Borne dans le grand bain
Tout juste nommée Première ministre, Élisabeth Borne se retrouve déjà face à une double urgence : constituer son équipe gouvernementale et mener la bataille des législatives.
Élisabeth Borne a déjeuné hier avec Emmanuel Macron à l’élysée, où elle a passé trois heures à plancher avec le chef de l’état sur la composition du futur gouvernement. Celuici pourrait être dévoilé aujourd’hui ou demain, avant le prochain Conseil des ministres organisé vendredi. Selon l’entourage de la nouvelle cheffe du gouvernement, les deux têtes de l’exécutif penchent d’abord pour une nouvelle équipe gouvernementale « resserrée » ,qui sera ensuite étoffée dans un deuxième temps, probablement après les législatives des 12 et 19 juin.
« Très bonne campagne à tous ! »
Car c’est d’abord en tant que patronne de la majorité que l’ex-ministre du Travail, des Transports et de la Transition écologique aborde ses fonctions, avec pour feuille de route de donner à nouveau une majorité à la macronie à l’assemblée nationale. Elle a choisi pour directeur de cabinet Aurélien Rousseau, 45 ans, ancien directeur général de l’agence régionale de Santé d’ile-defrance, ex-directeur adjoint de cabinet des Premiers ministres socialistes Manuel Valls et Bernard Cazeneuve. « Courage à tous, très bonne campagne à tous ! », a-t-elle lancé, selon des participants, hier matin aux députés de la macronie réunis au Palais-bourbon, souhaitant « la majorité la plus large possible » pour « porter » le « programme clair et ambitieux » du Président.
Pas d’état de grâce face aux oppositions
Elle-même jamais élue, elle se présente dans la sixième circonscription du Calvados, qui avait placé nettement en tête Emmanuel Macron aux deux tours de la présidentielle. Selon son entourage, elle devrait y faire campagne dès la fin de la semaine. Devenue lundi la deuxième femme à diriger le gouvernement français sous la Ve République, 30 ans après Édith Cresson, Élisabeth Borne, 61 ans, est relativement peu connue des Français.
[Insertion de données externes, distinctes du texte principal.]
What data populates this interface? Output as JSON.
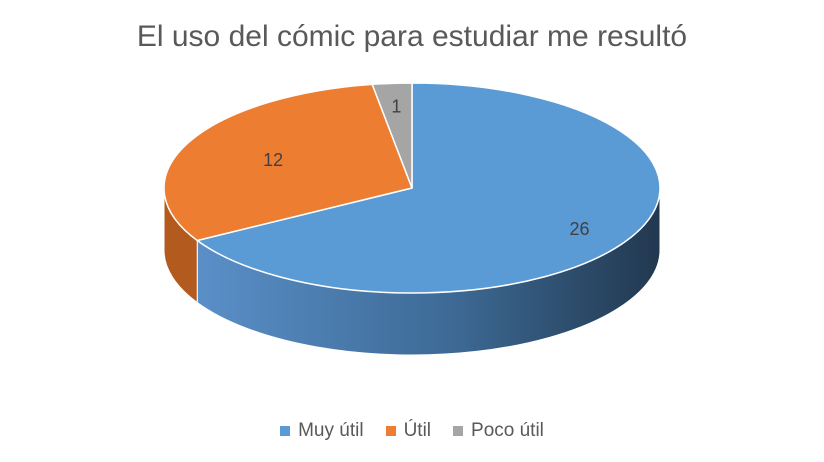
{
  "chart_data": {
    "type": "pie",
    "title": "El uso del cómic para estudiar me resultó",
    "categories": [
      "Muy útil",
      "Útil",
      "Poco útil"
    ],
    "values": [
      26,
      12,
      1
    ],
    "data_labels": [
      "26",
      "12",
      "1"
    ],
    "colors": [
      "#5B9BD5",
      "#ED7D31",
      "#A5A5A5"
    ],
    "side_colors": [
      "#3F6E98",
      "#B35A1E",
      "#7E7E7E"
    ],
    "style": "3d",
    "legend": "bottom"
  }
}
Ancienne du Parti socialiste, cette diplômée de l’école nationale des Ponts et chaussées et de Polytechnique a notamment été présidente de la RATP, grande entreprise publique de transports, après avoir été une pupille de la Nation suite à la mort de son père alors qu’elle avait 11 ans.
« C’est une femme remarquable, au parcours républicain exemplaire. Elle a connu le monde de l’entreprise et connaît bien l’état. C’est la bonne personne pour relever les défis du moment », s’est félicité le président LREM de l’assemblée nationale, Richard Ferrand.
Pour autant, Élisabeth Borne ne peut pas compter sur quelque état de grâce face aux oppositions : l’insoumis Jean-luc Mélenchon la considère comme « parmi les figures les plus dures de la maltraitance sociale » dans la macronie, tandis que la RN Marine Le Pen pronostique la « poursuite de la politique de mépris, de déconstruction de l’état, de saccage social ». À l’image du secrétaire général de la CGT Philippe Martinez - « elle écoute mais elle n’entend pas » -, la plupart des responsables syndicaux jugent Élisabeth Borne, qui a notamment conduit la réforme de l’assurance chômage et l’ouverture à la concurrence du réseau SNCF, ouverte à la discussion mais souvent trop peu encline à dévier de sa ligne.
Attendue sur le pouvoir d’achat
C’est sur le pouvoir d’achat, sujet de préoccupation numéro un des Français, qu’elle devra d’abord convaincre, dans un contexte de forte inflation. Elle est surtout attendue au tournant pour lancer la réforme explosive des retraites.
Et il y aura « deux chantiers à ouvrir très vite : l’organisation territoriale de la santé, et l’organisation nationale de l’éducation nationale et de sa déclinaison locale », a rappelé le patron des députés LREM, Christophe Castaner, sur France Inter, promettant « concertation » et « débats » de la part de cette ancienne préfète, qui devra incarner la « méthode refondée » promise par Emmanuel Macron.